In the end, Catholicism is holding her own, and even growing on a worldwide basis. We do not grow by defining ourselves. Our only hope and prayer is to remain faith to the gospel in season and out of season.
One of his commenters named “Moctavius” says, Nothing says, “I’m on the wrong side of history,” quite like a loyalty oath.
Well Mactavius may have pronounced an end to the Church, or to her influence, but he will do well to consider that the Church has outlived all her opponents and confounded the predictions of all who have announced her demise. Where is Caesar, where is Napoleon, where is the Soviet Socialist Republic? Movements too have come and gone, some remain and recast themselves as “something new” but are really just the same old tired heresies. You think you have a new idea, go back and see how the Greeks put it.

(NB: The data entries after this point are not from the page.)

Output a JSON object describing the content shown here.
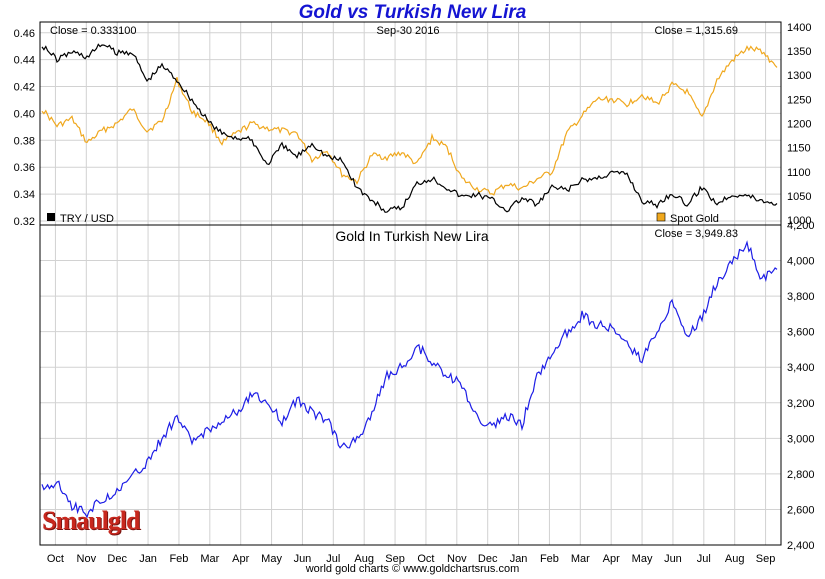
{
  "title": "Gold vs Turkish New Lira",
  "footer": "world gold charts © www.goldchartsrus.com",
  "logo_text": "Smaulgld",
  "colors": {
    "title": "#1414d2",
    "try_line": "#000000",
    "gold_line": "#f0a81e",
    "lira_gold_line": "#1e1ee6",
    "grid": "#d2d2d2"
  },
  "chart_data": [
    {
      "type": "line",
      "title": "",
      "date_label": "Sep-30  2016",
      "x_ticks": [
        "Oct",
        "Nov",
        "Dec",
        "Jan",
        "Feb",
        "Mar",
        "Apr",
        "May",
        "Jun",
        "Jul",
        "Aug",
        "Sep",
        "Oct",
        "Nov",
        "Dec",
        "Jan",
        "Feb",
        "Mar",
        "Apr",
        "May",
        "Jun",
        "Jul",
        "Aug",
        "Sep"
      ],
      "left_axis": {
        "ticks": [
          "0.46",
          "0.44",
          "0.42",
          "0.40",
          "0.38",
          "0.36",
          "0.34",
          "0.32"
        ],
        "ylim": [
          0.317,
          0.468
        ]
      },
      "right_axis": {
        "ticks": [
          "1400",
          "1350",
          "1300",
          "1250",
          "1200",
          "1150",
          "1100",
          "1050",
          "1000"
        ],
        "ylim": [
          990,
          1410
        ]
      },
      "grid": true,
      "series": [
        {
          "name": "TRY / USD",
          "axis": "left",
          "close_label": "Close = 0.333100",
          "values": [
            0.451,
            0.44,
            0.446,
            0.442,
            0.452,
            0.445,
            0.446,
            0.424,
            0.436,
            0.425,
            0.41,
            0.395,
            0.385,
            0.382,
            0.38,
            0.362,
            0.376,
            0.368,
            0.378,
            0.368,
            0.365,
            0.345,
            0.335,
            0.327,
            0.33,
            0.348,
            0.352,
            0.345,
            0.338,
            0.34,
            0.336,
            0.328,
            0.337,
            0.332,
            0.345,
            0.343,
            0.35,
            0.352,
            0.356,
            0.355,
            0.335,
            0.332,
            0.341,
            0.332,
            0.345,
            0.333,
            0.34,
            0.339,
            0.335,
            0.333
          ]
        },
        {
          "name": "Spot Gold",
          "axis": "right",
          "close_label": "Close = 1,315.69",
          "values": [
            1230,
            1195,
            1210,
            1160,
            1185,
            1200,
            1230,
            1185,
            1205,
            1290,
            1225,
            1205,
            1160,
            1180,
            1200,
            1190,
            1185,
            1180,
            1125,
            1145,
            1095,
            1080,
            1135,
            1130,
            1140,
            1115,
            1170,
            1150,
            1085,
            1065,
            1055,
            1075,
            1065,
            1085,
            1100,
            1180,
            1215,
            1250,
            1250,
            1240,
            1260,
            1240,
            1280,
            1265,
            1210,
            1290,
            1330,
            1355,
            1350,
            1316
          ]
        }
      ]
    },
    {
      "type": "line",
      "title": "Gold In Turkish New Lira",
      "x_ticks": [
        "Oct",
        "Nov",
        "Dec",
        "Jan",
        "Feb",
        "Mar",
        "Apr",
        "May",
        "Jun",
        "Jul",
        "Aug",
        "Sep",
        "Oct",
        "Nov",
        "Dec",
        "Jan",
        "Feb",
        "Mar",
        "Apr",
        "May",
        "Jun",
        "Jul",
        "Aug",
        "Sep"
      ],
      "y_ticks": [
        "4,200",
        "4,000",
        "3,800",
        "3,600",
        "3,400",
        "3,200",
        "3,000",
        "2,800",
        "2,600",
        "2,400"
      ],
      "ylim": [
        2400,
        4200
      ],
      "grid": true,
      "series": [
        {
          "name": "",
          "close_label": "Close = 3,949.83",
          "values": [
            2720,
            2760,
            2620,
            2580,
            2660,
            2700,
            2780,
            2860,
            3000,
            3120,
            2980,
            3050,
            3100,
            3150,
            3250,
            3200,
            3100,
            3220,
            3150,
            3100,
            2950,
            2990,
            3150,
            3350,
            3400,
            3520,
            3430,
            3360,
            3300,
            3110,
            3060,
            3120,
            3080,
            3350,
            3480,
            3600,
            3690,
            3640,
            3620,
            3520,
            3440,
            3600,
            3780,
            3580,
            3680,
            3880,
            3990,
            4100,
            3900,
            3950
          ]
        }
      ]
    }
  ]
}
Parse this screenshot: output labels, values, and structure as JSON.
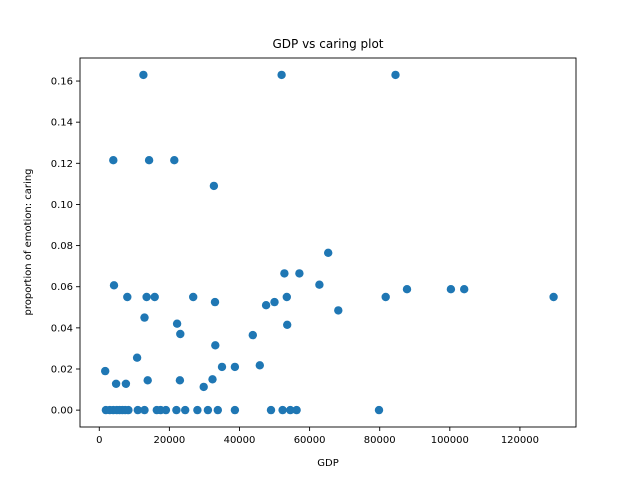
{
  "chart_data": {
    "type": "scatter",
    "title": "GDP vs caring plot",
    "xlabel": "GDP",
    "ylabel": "proportion of emotion: caring",
    "xlim": [
      -5500,
      136000
    ],
    "ylim": [
      -0.0082,
      0.1712
    ],
    "xticks": [
      0,
      20000,
      40000,
      60000,
      80000,
      100000,
      120000
    ],
    "xtick_labels": [
      "0",
      "20000",
      "40000",
      "60000",
      "80000",
      "100000",
      "120000"
    ],
    "yticks": [
      0.0,
      0.02,
      0.04,
      0.06,
      0.08,
      0.1,
      0.12,
      0.14,
      0.16
    ],
    "ytick_labels": [
      "0.00",
      "0.02",
      "0.04",
      "0.06",
      "0.08",
      "0.10",
      "0.12",
      "0.14",
      "0.16"
    ],
    "grid": false,
    "marker_color": "#1f77b4",
    "points": [
      [
        12600,
        0.163
      ],
      [
        52000,
        0.163
      ],
      [
        84500,
        0.163
      ],
      [
        4000,
        0.1215
      ],
      [
        14200,
        0.1215
      ],
      [
        21400,
        0.1215
      ],
      [
        32700,
        0.109
      ],
      [
        65300,
        0.0765
      ],
      [
        52800,
        0.0665
      ],
      [
        57100,
        0.0665
      ],
      [
        4200,
        0.0607
      ],
      [
        62800,
        0.061
      ],
      [
        87800,
        0.0588
      ],
      [
        100300,
        0.0588
      ],
      [
        104100,
        0.0588
      ],
      [
        8000,
        0.055
      ],
      [
        13500,
        0.055
      ],
      [
        15800,
        0.055
      ],
      [
        26800,
        0.055
      ],
      [
        53500,
        0.055
      ],
      [
        81700,
        0.055
      ],
      [
        129600,
        0.055
      ],
      [
        33000,
        0.0525
      ],
      [
        50000,
        0.0525
      ],
      [
        47600,
        0.051
      ],
      [
        68200,
        0.0485
      ],
      [
        12900,
        0.045
      ],
      [
        22200,
        0.042
      ],
      [
        53600,
        0.0415
      ],
      [
        23100,
        0.037
      ],
      [
        43800,
        0.0365
      ],
      [
        33100,
        0.0315
      ],
      [
        10800,
        0.0255
      ],
      [
        45800,
        0.0218
      ],
      [
        35000,
        0.021
      ],
      [
        38700,
        0.021
      ],
      [
        1700,
        0.019
      ],
      [
        13800,
        0.0145
      ],
      [
        23000,
        0.0145
      ],
      [
        32300,
        0.015
      ],
      [
        4800,
        0.0128
      ],
      [
        7600,
        0.0128
      ],
      [
        29800,
        0.0113
      ],
      [
        1900,
        0
      ],
      [
        3000,
        0
      ],
      [
        4000,
        0
      ],
      [
        5000,
        0
      ],
      [
        5800,
        0
      ],
      [
        6600,
        0
      ],
      [
        7400,
        0
      ],
      [
        8300,
        0
      ],
      [
        11000,
        0
      ],
      [
        12900,
        0
      ],
      [
        16400,
        0
      ],
      [
        17500,
        0
      ],
      [
        19000,
        0
      ],
      [
        22000,
        0
      ],
      [
        24500,
        0
      ],
      [
        28000,
        0
      ],
      [
        31000,
        0
      ],
      [
        33800,
        0
      ],
      [
        38700,
        0
      ],
      [
        49000,
        0
      ],
      [
        52300,
        0
      ],
      [
        54500,
        0
      ],
      [
        56300,
        0
      ],
      [
        79800,
        0
      ]
    ]
  }
}
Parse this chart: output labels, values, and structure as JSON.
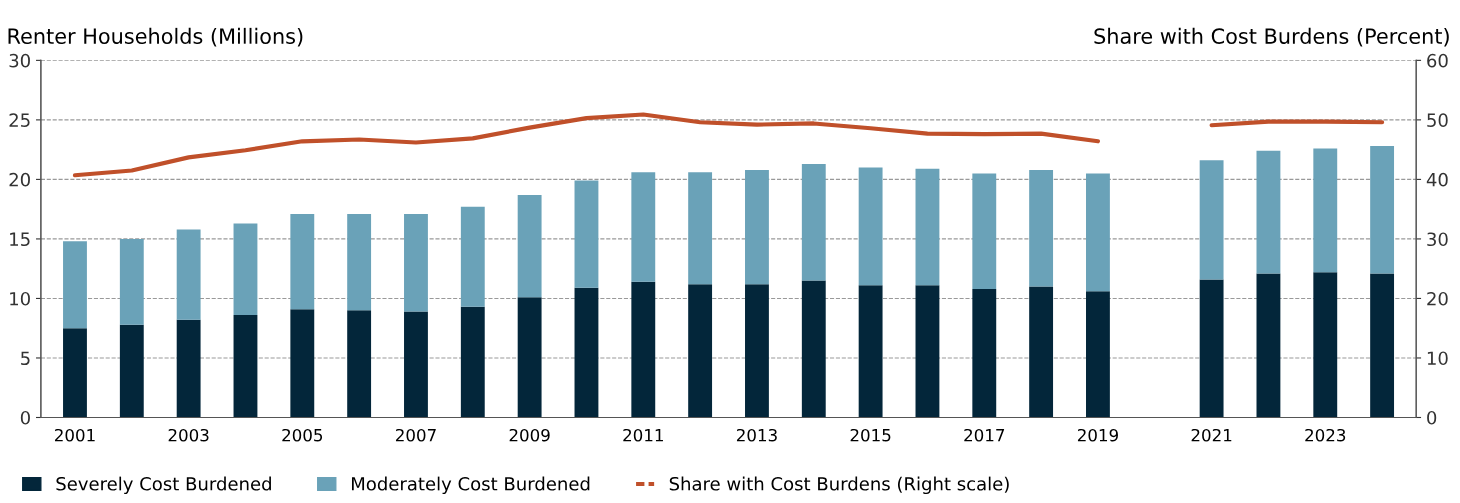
{
  "chart_data": {
    "type": "bar",
    "stacked": true,
    "ylabel": "Renter Households (Millions)",
    "y2label": "Share with Cost Burdens (Percent)",
    "categories": [
      "2001",
      null,
      "2003",
      null,
      "2005",
      null,
      "2007",
      null,
      "2009",
      null,
      "2011",
      null,
      "2013",
      null,
      "2015",
      null,
      "2017",
      null,
      "2019",
      null,
      "2021",
      null,
      "2023",
      null
    ],
    "series": [
      {
        "name": "Severely Cost Burdened",
        "color": "#03263a",
        "values": [
          7.5,
          7.8,
          8.2,
          8.6,
          9.1,
          9.0,
          8.9,
          9.3,
          10.1,
          10.9,
          11.4,
          11.2,
          11.2,
          11.5,
          11.1,
          11.1,
          10.8,
          11.0,
          10.6,
          null,
          11.6,
          12.1,
          12.2,
          12.1
        ]
      },
      {
        "name": "Moderately Cost Burdened",
        "color": "#6aa2b8",
        "values": [
          7.3,
          7.2,
          7.6,
          7.7,
          8.0,
          8.1,
          8.2,
          8.4,
          8.6,
          9.0,
          9.2,
          9.4,
          9.6,
          9.8,
          9.9,
          9.8,
          9.7,
          9.8,
          9.9,
          null,
          10.0,
          10.3,
          10.4,
          10.7
        ]
      },
      {
        "name": "Share with Cost Burdens (Right scale)",
        "type": "line",
        "axis": "y2",
        "color": "#c0502a",
        "values": [
          40.7,
          41.5,
          43.7,
          44.9,
          46.4,
          46.7,
          46.2,
          46.9,
          48.7,
          50.3,
          50.9,
          49.6,
          49.2,
          49.4,
          48.6,
          47.7,
          47.6,
          47.7,
          46.4,
          null,
          49.1,
          49.7,
          49.7,
          49.6
        ]
      }
    ],
    "ylim": [
      0,
      30
    ],
    "yticks": [
      0,
      5,
      10,
      15,
      20,
      25,
      30
    ],
    "y2lim": [
      0,
      60
    ],
    "y2ticks": [
      0,
      10,
      20,
      30,
      40,
      50,
      60
    ],
    "grid": "y",
    "legend": "bottom"
  }
}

But through it all the Church has remained. She has outlived every enemy and every movement. And though her numbers may rise and fall, she is, by God’s promise, indefectible.
So pronounce away Mactavius, but the Church is not on the wrong side of history, she IS history.
And to the “Friendly Atheist,” and to all who think the Church should learn to “tow the line” and come into conformity with “modern” (actually old, rehashed) thinking, I am mindful of a saying of Jesus:
Jesus Said, “To what can I compare this generation? They are like children sitting in the marketplaces and calling out to others: “‘We played the flute for you, and you did not dance; we sang a dirge, and you did not mourn.’ For John came neither eating nor drinking, and they say, ‘He has a demon.’ The Son of Man came eating and drinking, and they say, ‘Here is a glutton and a drunkard, a friend of tax collectors and “sinners.”’ But time will prove where wisdom is” (Matt 11:17-19)
Yes, wisdom is proved true by her works and by her lasting vindication in the parade of erroneous or foolish ideas.